Urban fledglings on the other hand, would certainly be at higher risk for the accident. Being novice fliers, they might just loose control
periodically and be in the wrong place at the wrong time.

Photograph by James Blank
This turkey is a bit like the turkeys in the parks of New York City. She lives at Old World Wisconsin, and is habituated to humans. She doesn't have to worry a bit about hunters or much of anything else as long as she stays within the fences of the reenactment farmsteads.

These turkeys on the other hand aren't habituated to humans. Mr. Blank, the Wisconsin photographer, called to let me know there was a large flock of turkeys just standing around in a big open field out in the country, foraging. Excellent, I started pulling on my boots. Now getting there was another matter--this involved complicated directions (at least complicated to me) and snow covered country roads. But I got there!

At that point the 16 turkeys were standing behind a hedgerow of brush. Not as good perhaps as being completely in the open but these were much closer to the road, than the usual flocks I run across.

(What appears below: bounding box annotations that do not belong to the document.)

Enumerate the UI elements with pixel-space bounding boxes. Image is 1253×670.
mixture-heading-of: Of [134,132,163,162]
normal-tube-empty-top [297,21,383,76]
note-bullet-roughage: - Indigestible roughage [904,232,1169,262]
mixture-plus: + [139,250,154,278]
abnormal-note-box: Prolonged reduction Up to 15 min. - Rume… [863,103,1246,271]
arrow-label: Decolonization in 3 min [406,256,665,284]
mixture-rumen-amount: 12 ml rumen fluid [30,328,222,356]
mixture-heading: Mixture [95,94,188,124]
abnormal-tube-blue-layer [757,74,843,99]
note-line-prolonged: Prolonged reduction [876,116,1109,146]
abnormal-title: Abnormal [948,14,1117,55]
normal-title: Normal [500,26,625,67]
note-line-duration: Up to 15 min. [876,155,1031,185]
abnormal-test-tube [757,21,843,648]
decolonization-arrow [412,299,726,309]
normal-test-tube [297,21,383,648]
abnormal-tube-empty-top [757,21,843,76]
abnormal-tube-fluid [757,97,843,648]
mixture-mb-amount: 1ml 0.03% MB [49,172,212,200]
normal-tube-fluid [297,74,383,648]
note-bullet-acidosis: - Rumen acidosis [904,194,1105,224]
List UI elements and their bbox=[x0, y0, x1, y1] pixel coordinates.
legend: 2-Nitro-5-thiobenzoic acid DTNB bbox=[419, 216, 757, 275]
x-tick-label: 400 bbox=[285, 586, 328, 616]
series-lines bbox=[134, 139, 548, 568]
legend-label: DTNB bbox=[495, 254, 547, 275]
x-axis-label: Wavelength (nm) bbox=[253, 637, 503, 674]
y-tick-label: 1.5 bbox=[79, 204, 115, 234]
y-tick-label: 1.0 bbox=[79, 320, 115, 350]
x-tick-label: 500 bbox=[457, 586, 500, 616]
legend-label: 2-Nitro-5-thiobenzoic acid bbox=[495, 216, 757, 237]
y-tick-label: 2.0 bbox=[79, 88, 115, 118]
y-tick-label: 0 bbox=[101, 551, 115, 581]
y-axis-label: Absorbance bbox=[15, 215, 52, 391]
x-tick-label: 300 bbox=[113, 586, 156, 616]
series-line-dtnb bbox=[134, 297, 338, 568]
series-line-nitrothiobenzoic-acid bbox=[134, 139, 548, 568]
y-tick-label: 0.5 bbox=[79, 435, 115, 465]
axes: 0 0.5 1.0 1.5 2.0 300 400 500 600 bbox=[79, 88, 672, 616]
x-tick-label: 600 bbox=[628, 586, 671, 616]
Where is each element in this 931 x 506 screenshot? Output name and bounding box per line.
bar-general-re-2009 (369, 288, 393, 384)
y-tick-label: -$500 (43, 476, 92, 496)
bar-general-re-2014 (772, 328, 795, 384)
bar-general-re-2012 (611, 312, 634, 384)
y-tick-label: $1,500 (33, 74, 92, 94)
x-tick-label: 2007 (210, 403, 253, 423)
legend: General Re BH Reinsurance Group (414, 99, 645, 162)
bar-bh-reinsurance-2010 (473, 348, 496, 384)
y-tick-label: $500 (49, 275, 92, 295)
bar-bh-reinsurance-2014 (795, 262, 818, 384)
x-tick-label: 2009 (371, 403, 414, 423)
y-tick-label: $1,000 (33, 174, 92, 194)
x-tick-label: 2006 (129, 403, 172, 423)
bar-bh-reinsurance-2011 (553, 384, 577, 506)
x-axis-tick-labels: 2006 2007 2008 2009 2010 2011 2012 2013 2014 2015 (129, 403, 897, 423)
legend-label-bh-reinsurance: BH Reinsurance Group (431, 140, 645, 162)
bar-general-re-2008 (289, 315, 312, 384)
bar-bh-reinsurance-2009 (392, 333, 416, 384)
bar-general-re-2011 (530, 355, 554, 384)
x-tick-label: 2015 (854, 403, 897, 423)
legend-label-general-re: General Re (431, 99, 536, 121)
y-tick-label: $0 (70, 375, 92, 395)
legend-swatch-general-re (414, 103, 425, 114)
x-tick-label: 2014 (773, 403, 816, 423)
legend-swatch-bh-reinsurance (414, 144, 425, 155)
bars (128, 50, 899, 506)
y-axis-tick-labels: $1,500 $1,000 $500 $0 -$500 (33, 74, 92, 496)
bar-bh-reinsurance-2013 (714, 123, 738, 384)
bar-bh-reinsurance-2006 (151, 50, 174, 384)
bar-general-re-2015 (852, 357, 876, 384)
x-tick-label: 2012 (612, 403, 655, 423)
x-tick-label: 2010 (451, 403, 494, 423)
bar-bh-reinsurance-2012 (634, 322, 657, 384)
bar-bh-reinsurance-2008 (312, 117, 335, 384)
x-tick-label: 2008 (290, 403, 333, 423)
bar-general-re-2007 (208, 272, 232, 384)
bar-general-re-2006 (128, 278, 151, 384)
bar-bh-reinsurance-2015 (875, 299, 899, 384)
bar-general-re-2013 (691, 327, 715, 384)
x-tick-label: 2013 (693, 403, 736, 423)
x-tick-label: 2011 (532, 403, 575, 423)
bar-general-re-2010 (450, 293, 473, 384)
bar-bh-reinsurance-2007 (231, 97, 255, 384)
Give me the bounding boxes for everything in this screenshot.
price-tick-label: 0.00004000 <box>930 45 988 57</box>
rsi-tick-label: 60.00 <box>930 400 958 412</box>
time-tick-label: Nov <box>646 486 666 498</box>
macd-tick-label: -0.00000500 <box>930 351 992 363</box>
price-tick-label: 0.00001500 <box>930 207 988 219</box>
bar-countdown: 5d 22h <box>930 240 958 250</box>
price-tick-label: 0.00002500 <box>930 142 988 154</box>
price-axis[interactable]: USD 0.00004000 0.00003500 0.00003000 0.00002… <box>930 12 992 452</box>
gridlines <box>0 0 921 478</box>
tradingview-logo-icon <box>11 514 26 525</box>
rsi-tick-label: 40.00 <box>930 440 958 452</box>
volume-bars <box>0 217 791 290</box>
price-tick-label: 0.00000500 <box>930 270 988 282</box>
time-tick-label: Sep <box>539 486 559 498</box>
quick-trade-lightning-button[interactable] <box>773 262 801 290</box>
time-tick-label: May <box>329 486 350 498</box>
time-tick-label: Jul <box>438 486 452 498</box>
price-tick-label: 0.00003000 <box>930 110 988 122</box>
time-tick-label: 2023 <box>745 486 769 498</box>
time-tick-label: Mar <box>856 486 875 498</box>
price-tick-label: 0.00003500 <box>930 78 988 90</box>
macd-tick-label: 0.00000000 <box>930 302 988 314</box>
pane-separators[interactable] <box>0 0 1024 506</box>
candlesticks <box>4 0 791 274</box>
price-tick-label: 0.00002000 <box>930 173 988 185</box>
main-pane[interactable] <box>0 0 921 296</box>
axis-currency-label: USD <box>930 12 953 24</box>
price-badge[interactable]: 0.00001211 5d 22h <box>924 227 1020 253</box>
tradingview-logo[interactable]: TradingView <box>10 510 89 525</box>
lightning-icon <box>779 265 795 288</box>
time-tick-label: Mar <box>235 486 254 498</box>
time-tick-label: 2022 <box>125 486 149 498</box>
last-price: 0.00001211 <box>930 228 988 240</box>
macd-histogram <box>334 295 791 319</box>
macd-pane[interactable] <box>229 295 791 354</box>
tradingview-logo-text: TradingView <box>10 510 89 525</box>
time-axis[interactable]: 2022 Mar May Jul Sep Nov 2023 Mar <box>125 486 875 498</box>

I pulled over, got the camera and then made my big mistake.

What did I do?

I turned off the engine of the truck. Oh yeah. I hadn't realized that turkeys are particularly cued to running or not running engines. 16 heads went up, and the turkey trot for the trees began.

The four in the photo above were the end of the line merging

into this group, some of whom had already made it into the trees.



Oops, there are still a few trotting through the depression behind the hedgerow.